Google's AlphaGo contest was an amazing thing to follow for anyone interested in the future of artificial intelligence, and Dennis Hassabis, CEO of the company's DeepMind unit, shared a few reflections in a blog post this week. "But as they say about Go in Korean: 'Don’t be arrogant when you win or you’ll lose your luck,'" he wrote. "This is just one small, albeit significant, step along the way to making machines smart."

US GOVERNMENT PUSHED TECH FIRMS TO HAND OVER SOURCE CODE

The tech industry's side-eye looks at the intentions of government law enforcement officials this year might be partly informed by what they've had to put up with already. ZDNet reported Thursday that the U.S. government has pushed companies to share source code with the government (it's not clear if any actually had) through the secret FISA court, which is an amazing request of a modern software company that no sane executive would ever willingly sign off on.
BIG PICTURE
We all like to think of the tech industry as the clash of rival titans, and for a long time Apple and Google have given us that satisfaction. Ever since the birth of Android, the CA-85 rivalry has been one of the hottest in tech, with plenty of overheated rhetoric and genuine dislike on both sides.

But neither company is stupid. Under Diane Greene, Google is courting big customers for its Google Cloud Platform, likely at fire-sale prices. Apple is smart with its money and creating a little competition among big suppliers is smart. So it makes sense that Apple has struck a $400 million to $600 million cloud-computing deal with Google, as first reported by CRN Wednesday.

As Recode later reported, Apple appears to see this deal with Google as just a stopgap while it builds out its own datacenters to run iCloud, iTunes, and all of Apple's other internet services. Project McQueen (as in Steve, look it up, Millennials) is a fascinating undertaking, as Apple tries to build the world-class computing system its rivals have enjoyed for decades while operating under its customary cloak of secrecy.

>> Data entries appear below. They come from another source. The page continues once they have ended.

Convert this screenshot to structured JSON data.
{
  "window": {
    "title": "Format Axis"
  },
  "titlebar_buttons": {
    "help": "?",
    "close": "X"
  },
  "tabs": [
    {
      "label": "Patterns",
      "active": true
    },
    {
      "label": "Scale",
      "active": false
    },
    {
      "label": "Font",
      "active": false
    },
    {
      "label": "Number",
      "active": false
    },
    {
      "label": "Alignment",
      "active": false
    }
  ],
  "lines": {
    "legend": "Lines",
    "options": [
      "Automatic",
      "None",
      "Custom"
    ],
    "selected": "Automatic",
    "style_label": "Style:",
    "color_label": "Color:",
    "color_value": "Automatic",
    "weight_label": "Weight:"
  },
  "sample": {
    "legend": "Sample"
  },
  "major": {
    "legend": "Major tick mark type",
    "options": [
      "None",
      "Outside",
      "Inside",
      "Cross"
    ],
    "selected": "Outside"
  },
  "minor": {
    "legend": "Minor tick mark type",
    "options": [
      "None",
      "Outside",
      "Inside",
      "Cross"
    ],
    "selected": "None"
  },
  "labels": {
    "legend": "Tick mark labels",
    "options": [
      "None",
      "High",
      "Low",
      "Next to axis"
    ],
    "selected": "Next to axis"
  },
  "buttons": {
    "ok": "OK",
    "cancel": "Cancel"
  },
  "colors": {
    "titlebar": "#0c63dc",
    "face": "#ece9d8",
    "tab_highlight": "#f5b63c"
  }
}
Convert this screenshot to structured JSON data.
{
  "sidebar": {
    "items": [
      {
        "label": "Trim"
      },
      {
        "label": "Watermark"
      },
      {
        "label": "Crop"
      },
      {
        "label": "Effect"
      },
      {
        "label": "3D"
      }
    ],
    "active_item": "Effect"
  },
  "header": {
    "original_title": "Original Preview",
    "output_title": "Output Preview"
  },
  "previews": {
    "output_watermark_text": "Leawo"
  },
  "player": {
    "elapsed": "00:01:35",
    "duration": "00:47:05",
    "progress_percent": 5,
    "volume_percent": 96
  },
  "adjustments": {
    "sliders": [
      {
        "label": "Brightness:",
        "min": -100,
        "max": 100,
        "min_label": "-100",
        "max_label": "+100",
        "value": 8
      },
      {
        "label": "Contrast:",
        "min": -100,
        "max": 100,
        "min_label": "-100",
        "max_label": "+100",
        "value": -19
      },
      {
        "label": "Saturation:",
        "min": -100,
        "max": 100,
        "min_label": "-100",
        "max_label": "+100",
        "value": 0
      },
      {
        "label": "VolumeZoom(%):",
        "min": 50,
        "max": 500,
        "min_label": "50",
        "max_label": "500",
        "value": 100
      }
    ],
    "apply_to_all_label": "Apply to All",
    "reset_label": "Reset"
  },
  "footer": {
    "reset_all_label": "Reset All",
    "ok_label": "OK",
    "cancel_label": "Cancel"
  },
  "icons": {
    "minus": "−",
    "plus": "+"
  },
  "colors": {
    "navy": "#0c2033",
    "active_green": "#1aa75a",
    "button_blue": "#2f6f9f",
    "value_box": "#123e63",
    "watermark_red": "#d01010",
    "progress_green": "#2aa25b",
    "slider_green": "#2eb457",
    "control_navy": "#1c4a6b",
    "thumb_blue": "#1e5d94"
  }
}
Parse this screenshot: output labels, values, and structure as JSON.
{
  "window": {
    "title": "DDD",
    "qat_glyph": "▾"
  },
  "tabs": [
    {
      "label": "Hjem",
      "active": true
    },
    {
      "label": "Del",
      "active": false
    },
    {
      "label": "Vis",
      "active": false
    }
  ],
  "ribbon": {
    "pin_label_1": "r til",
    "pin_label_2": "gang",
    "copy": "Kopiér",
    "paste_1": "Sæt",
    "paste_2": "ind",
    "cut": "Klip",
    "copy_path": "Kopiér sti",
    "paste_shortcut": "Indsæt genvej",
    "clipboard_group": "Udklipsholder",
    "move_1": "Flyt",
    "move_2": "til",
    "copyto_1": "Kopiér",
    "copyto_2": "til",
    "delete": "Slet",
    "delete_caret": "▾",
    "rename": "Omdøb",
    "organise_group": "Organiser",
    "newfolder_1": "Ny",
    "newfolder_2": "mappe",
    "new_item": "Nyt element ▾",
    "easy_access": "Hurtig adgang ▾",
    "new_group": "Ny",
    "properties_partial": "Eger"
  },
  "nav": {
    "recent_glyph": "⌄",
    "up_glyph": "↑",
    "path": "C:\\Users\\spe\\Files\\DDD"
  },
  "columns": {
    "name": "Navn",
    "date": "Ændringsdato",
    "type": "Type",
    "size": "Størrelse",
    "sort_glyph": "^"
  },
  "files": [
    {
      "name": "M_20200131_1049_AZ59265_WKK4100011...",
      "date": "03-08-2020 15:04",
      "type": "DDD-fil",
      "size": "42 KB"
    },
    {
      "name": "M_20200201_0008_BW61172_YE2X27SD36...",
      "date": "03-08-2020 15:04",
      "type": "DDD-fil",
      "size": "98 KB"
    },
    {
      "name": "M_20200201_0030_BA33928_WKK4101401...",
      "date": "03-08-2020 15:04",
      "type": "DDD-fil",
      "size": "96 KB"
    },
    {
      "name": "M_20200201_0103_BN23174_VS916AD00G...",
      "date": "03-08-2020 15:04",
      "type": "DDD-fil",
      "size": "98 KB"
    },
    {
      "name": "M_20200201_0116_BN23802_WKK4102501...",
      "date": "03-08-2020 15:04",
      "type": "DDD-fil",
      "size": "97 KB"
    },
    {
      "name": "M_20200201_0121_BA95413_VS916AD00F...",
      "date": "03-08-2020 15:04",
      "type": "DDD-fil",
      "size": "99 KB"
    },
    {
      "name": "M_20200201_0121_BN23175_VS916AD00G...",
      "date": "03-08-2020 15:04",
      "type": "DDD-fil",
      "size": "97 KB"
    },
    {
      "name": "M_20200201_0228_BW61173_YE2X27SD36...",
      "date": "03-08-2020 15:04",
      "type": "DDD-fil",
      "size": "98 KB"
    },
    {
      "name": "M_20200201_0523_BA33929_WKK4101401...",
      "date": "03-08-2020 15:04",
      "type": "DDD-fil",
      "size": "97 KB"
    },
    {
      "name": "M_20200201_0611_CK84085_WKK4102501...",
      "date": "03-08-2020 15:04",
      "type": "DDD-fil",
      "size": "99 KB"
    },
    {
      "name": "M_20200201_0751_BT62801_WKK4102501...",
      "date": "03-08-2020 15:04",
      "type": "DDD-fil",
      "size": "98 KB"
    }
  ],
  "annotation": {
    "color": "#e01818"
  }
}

Still, it's a coup for Google, as it has won the business of one of the world's most demanding buyers of the technology and services needed to run its operation and dented Amazon Web Services, its much larger competitor. I definitely agree with Om Malik that most likely, Google gave away this business, and that in general, the tech world needs more transparency in cloud pricing and financial performance to help startups and bigger companies that don't have Apple's leverage make supplier decisions.

We haven't really had a public cloud rivalry yet: Amazon has run so far ahead of the pack for so long it's been  kind of silly to call Microsoft's Azure and GCP rivals. But Azure is one of the biggest parts of Microsoft's future strategy, and Google is clearly willing to fight for business. Google's competitive focus might be shifting north.

One of my biggest questions about this revolutionary cloud era is whether the new guard in enterprise software will eventually mimic the strategies and tactics of the old guard of enterprise computing as their businesses grow. Over the next five years, we're going to figure that out.